Barnes indicated that the challenge of the triangle-and-two was that help defense was always present. The sophomore forward pointed to one play where he got Travis Releford in the air on a pump fake and by the time he had taken one dribble, the point man was already on him. Barnes said the triangle-and-two was not on UNC’s scouting report.
“Obviously, we wanted to pound the ball inside to John and ‘Z’, but they were just packing it in,” White said. “It’s something we haven’t seen all year, so it was all a little bit new to us.”
The most surprising development, however, concerning the triangle-and-two occurred during Roy Williams’s press conference.
When asked if Kansas had made the switch to the triangle-and-two, and if so, what effect the defensive switch had on the game, the ninth-year UNC head coach responded: “I know they did for one possession, and they may have for a second possession. I'm not sure about that. We got a very good shot. It just didn't go in the first time, and then again, I'm not sure if they were actually in it the second time.”
Williams may want a redo on that question, especially considering the amount of criticism likely headed his way.
Marshall’s Absence Not the Deciding Factor?
Various media members wrote North Carolina off on Saturday afternoon when it appeared as though Marshall would be playing one-handed in a best-case scenario. That contingent increased in size when news broke on Sunday that the sophomore point guard would be unable to play.
"If I did play, I wouldn't have been effective,” Marshall said in explaining the decision. “If I'm just standing off to the side catching and passing... It was a struggle. So maybe with three or four more days, maybe I could have been able to help the team, but I can't really catch and pass right now."
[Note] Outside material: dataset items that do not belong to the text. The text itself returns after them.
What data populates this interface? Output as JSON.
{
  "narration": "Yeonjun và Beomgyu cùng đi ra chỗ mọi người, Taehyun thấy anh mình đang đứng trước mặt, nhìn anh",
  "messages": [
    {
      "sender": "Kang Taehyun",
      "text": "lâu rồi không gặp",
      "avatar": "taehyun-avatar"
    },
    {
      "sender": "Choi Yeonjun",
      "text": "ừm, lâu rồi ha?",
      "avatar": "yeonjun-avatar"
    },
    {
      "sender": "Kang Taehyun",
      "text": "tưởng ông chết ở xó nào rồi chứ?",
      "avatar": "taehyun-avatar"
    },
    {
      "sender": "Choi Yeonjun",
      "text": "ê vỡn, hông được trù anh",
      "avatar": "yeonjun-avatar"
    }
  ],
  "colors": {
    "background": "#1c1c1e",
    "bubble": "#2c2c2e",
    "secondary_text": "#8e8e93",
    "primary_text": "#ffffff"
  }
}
No one gave Stilman White much chance of replicating his Friday night debut performance of six assists and zero turnovers against Ohio. The freshman, in stirring fashion, played even better against the Jayhawks in posting four points, a career-high seven assists and zero turnovers.
When asked how well he thought he had played, White replied: “Not well enough.”
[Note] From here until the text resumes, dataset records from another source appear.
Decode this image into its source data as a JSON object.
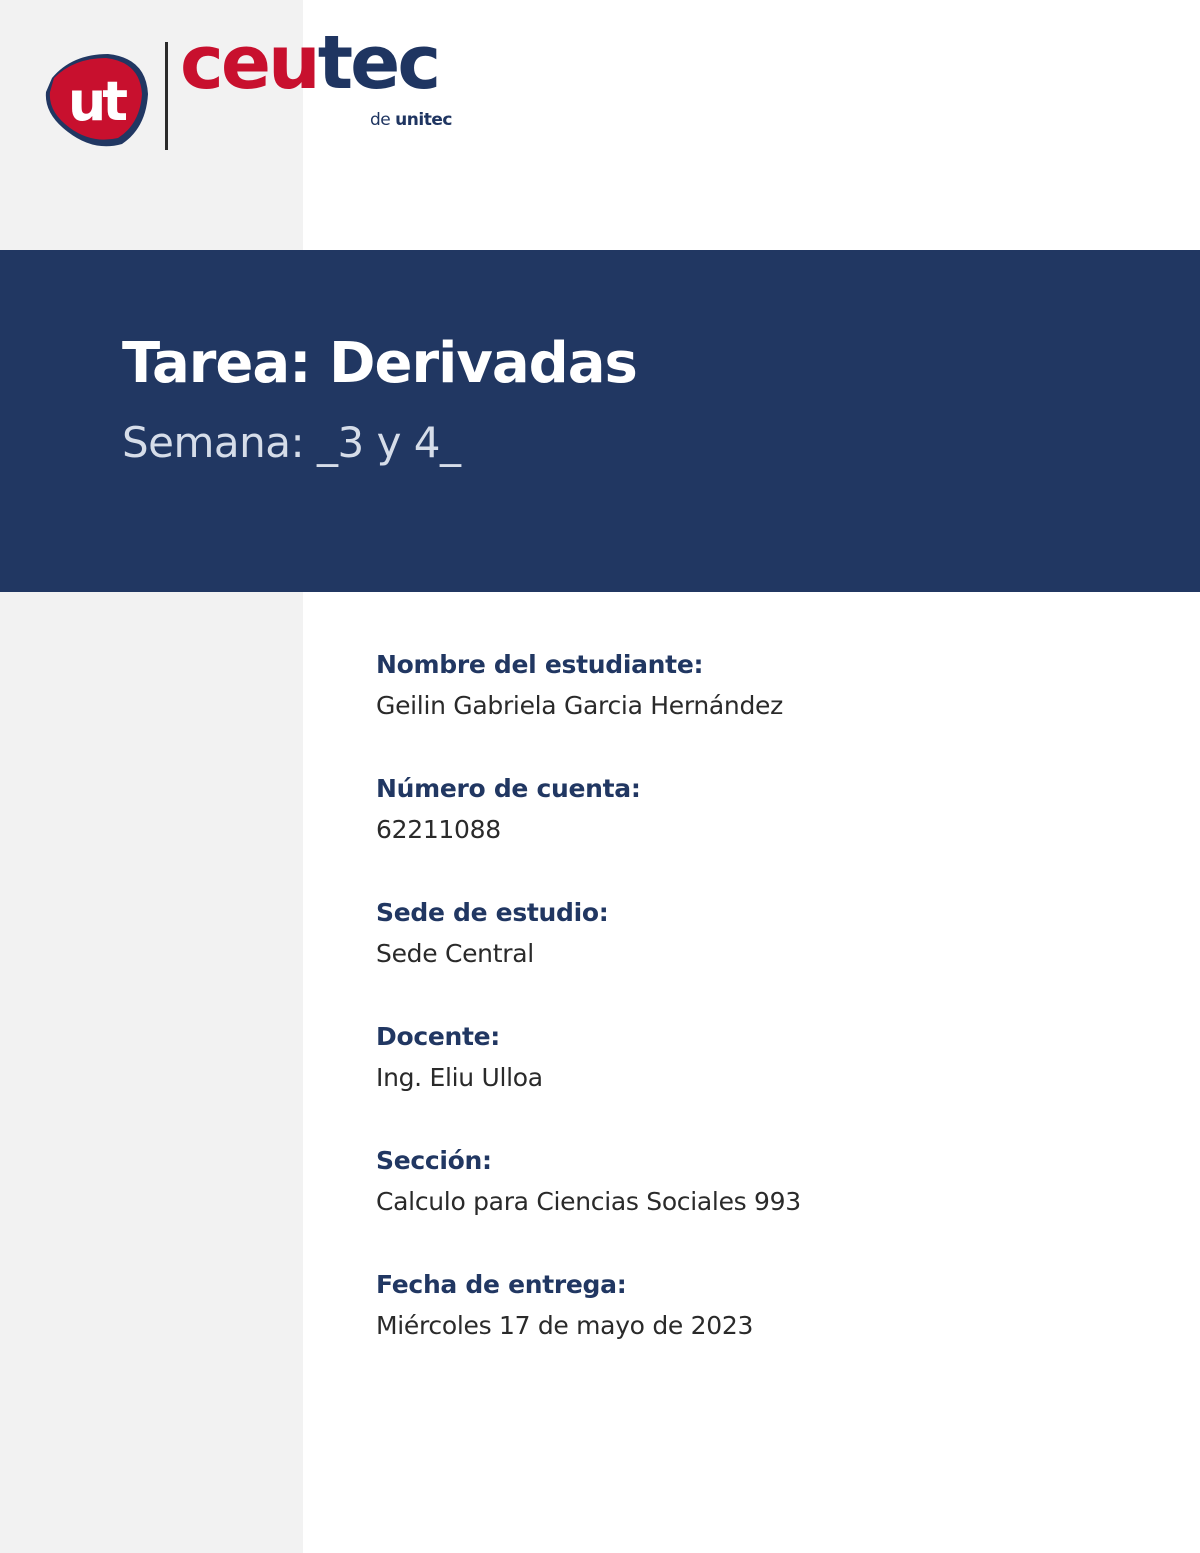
{
  "brand": {
    "logo_badge": "ut",
    "wordmark_red": "ceu",
    "wordmark_blue": "tec",
    "tagline_prefix": "de",
    "tagline_name": "unitec",
    "colors": {
      "red": "#c8102e",
      "navy": "#213762"
    }
  },
  "banner": {
    "title": "Tarea: Derivadas",
    "subtitle": "Semana: _3 y 4_"
  },
  "fields": [
    {
      "label": "Nombre del estudiante:",
      "value": "Geilin Gabriela Garcia Hernández"
    },
    {
      "label": "Número de cuenta:",
      "value": "62211088"
    },
    {
      "label": "Sede de estudio:",
      "value": "Sede Central"
    },
    {
      "label": "Docente:",
      "value": "Ing. Eliu Ulloa"
    },
    {
      "label": "Sección:",
      "value": "Calculo para Ciencias Sociales 993"
    },
    {
      "label": "Fecha de entrega:",
      "value": "Miércoles 17 de mayo de 2023"
    }
  ]
}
But White played well enough in Marshall’s place for North Carolina to win. The Tar Heels just faltered in other areas where they had to find success.
The nation’s top rebounding team lost the board battle against Kansas, 41-35, including an 11-8 differential on the offensive glass. A more glaring issue was UNC’s 2-of-17 effort from 3-point territory. The Tar Heels missed their last 14 treys, including all 10 attempts after halftime.
The 11.8 percent mark from long range stands as the school’s worst-ever in a NCAA Tournament game.
Role Players Step Up
North Carolina’s bench was unproductive for a significant stretch of the season. In the four games following Dexter Strickland’s season-ending ACL injury in January, the Tar Heels reserves were outscored 80-42.
But ever since John Henson injured his left wrist against Maryland in the ACC Tournament quarterfinals, the bench has elevated its play.
With Marshall, Strickland and Leslie McDonald watching from the bench, McAdoo, Justin Watts and P.J. Hairston joined White in providing valuable minutes from their secondary roles. UNC’s bench outscored Kansas’s bench, 23-4, after scoring 34 points in three previous NCAA Tournament games.
McAdoo, of course, was the primary factor, but Watts improved on his Friday play to score five points, force two steals and deliver a positive assist-to-turnover ratio (2:1) in his backup point guard role. Hairston’s shot wasn’t falling, but he added three points, three rebounds and two assists against one turnover.